The next task was to ensure that I could use the data through other tools, specifically Eclipse and OpenOffice.org. In Eclipse, I had BIRT installed. It gives a few choices for perspectives and I chose the Choose Report Design perspective. The perspective then gives the choice of 'Databases' or 'ODA Data Sources'. I right-clicked on 'Databases' and then chose 'Derby Embedded Database.' The next screen asked for a connection profile name and description. Next was the driver details. I clicked on the option box with the three dots, and looked at available drivers. These were not set properly, so I set the embedded driver to /usr/share/javadb/lib/derby.jar and a client driver to /usr/share/javadb/lib/derbyclient.jar. Filling in the Username 'testuser' and password 'test', then clicking on 'Test Connection' showed that this succedded.

In Eclipse, under 'Databases', the 'Sample' database shows up. Under 'Sample' was 'Schemas'. Under the 'APP' schema, undert 'Tables' was my 'SampleTable', waiting to be found.

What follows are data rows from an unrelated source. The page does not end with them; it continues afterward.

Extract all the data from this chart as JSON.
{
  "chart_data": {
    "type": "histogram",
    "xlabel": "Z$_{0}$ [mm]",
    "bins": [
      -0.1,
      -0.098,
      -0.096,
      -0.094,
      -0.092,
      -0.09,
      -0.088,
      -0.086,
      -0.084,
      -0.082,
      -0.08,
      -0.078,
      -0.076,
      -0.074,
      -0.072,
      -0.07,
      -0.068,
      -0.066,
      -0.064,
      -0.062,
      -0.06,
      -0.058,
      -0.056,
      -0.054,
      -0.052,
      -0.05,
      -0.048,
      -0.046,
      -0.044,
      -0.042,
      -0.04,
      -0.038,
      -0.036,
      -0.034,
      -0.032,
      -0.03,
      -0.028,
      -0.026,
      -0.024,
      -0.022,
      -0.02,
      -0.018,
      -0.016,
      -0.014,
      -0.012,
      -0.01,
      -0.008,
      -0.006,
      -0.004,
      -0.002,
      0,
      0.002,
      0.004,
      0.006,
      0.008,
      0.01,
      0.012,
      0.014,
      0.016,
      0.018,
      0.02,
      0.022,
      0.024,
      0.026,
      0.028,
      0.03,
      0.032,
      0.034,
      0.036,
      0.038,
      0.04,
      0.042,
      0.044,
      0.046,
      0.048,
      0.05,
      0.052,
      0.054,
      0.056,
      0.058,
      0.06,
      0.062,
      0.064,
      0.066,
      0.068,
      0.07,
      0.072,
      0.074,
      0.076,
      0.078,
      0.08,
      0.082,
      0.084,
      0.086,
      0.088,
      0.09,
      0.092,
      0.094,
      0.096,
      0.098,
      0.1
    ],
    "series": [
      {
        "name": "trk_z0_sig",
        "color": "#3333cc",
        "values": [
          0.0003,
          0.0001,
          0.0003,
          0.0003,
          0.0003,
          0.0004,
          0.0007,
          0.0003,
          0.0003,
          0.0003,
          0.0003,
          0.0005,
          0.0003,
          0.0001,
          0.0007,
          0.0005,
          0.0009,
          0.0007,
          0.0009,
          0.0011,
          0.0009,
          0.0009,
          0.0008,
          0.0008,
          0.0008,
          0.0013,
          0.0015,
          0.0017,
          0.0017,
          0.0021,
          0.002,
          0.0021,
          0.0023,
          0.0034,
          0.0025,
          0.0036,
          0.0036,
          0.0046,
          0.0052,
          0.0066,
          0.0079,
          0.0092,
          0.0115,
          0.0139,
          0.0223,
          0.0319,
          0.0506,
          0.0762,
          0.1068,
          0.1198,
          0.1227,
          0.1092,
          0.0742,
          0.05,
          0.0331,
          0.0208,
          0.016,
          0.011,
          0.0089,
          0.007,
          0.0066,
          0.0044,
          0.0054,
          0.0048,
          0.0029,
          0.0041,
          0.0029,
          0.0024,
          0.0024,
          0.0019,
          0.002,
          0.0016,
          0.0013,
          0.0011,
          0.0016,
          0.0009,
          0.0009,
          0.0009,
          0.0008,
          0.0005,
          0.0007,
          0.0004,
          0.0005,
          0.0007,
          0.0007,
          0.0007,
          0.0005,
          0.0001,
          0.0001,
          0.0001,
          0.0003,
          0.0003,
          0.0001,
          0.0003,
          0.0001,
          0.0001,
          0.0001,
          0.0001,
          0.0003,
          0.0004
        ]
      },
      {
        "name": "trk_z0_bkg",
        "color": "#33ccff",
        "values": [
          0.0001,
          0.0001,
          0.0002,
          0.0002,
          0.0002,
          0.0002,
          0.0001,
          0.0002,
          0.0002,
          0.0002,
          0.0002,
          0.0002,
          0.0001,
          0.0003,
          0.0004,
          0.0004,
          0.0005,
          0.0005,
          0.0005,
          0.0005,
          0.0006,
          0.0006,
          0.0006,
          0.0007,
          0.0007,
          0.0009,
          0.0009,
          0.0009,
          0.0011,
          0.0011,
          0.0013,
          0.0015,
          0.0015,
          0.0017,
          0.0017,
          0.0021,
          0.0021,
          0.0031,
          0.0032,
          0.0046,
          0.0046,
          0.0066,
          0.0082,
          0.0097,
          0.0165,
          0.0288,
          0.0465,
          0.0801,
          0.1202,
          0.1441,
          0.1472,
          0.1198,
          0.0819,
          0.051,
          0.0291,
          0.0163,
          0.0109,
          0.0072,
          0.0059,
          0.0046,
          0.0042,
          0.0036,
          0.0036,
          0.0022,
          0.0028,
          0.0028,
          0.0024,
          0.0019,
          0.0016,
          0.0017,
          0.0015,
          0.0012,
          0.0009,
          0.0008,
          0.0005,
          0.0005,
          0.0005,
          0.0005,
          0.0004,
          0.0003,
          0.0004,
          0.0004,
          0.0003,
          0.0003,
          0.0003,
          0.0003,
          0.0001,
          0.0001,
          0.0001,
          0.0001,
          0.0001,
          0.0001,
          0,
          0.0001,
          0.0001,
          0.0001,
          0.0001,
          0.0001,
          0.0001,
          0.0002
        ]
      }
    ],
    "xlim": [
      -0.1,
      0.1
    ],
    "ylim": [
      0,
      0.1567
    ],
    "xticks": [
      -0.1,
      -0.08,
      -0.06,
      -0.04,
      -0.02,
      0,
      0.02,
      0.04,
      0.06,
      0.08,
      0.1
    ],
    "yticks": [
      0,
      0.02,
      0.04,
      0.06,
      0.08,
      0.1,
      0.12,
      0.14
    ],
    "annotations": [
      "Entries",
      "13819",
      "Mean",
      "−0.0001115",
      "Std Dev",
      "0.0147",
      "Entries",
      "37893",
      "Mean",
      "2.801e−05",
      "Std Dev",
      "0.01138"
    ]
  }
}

Connecting using OpenOffice.org



Before starting, I opened OpenOffice.org and selected Tools -> Options. In the window that comes up, in the right I opened up the OpenOffice.org tree (click on '+' if it does not show) then selected 'Java'. On the right, there is a button for 'Class Path' Click on that button, and I added the derby.jar and derbyclient.jar archives to the Classpath. These were at /usr/share/javadb/lib/derby.jar and /usr/share/javadb/lib/derbyclient.jar respectively.

Using OpenOffice.org, I selected File -> New -> Database. In the Database Wizard that comes up, I picked 'Connect to an existing database', with 'JDBC' as the chosen option.



In the 'Set up a connection to a JDBC database' screen I entered

Datasource URL: jdbc:derby:/path/to/Sample
JDBC driver class: org.apache.derby.jdbc.EmbeddedDriver

Clicking on 'Test Class' confirmed the driver was in the Classpath as set earlier. The next screen is 'Set up the user authentication' I leave the 'User name' blank, but check the box labeled 'Password required'

On the next screen, 'Decide how to proceed after saving the database', click 'Yes, register the database for me' which allows OpenOffice.org to access the database (or you just have an odb file that includes database connection parameters) and 'Open the database for editing' ('Create tables using the table wizard' is not useful now since there already are datatables).

OpenOffice.org then asks for a name for the .odb file it will create to maintain the connection to the database (as well as any queries created in OpenOffice.org). The database can be accessed by clicking on any icon ('Tables', 'Queries', 'Forms', 'Reports'). OpenOffice.org will then connect to the database (asking for the database username and password along the way. Entering 'testuser' for username and 'test' for password does it). Then the database can be used from the GUI, which includes a graphical Query Design view or the usual SQL.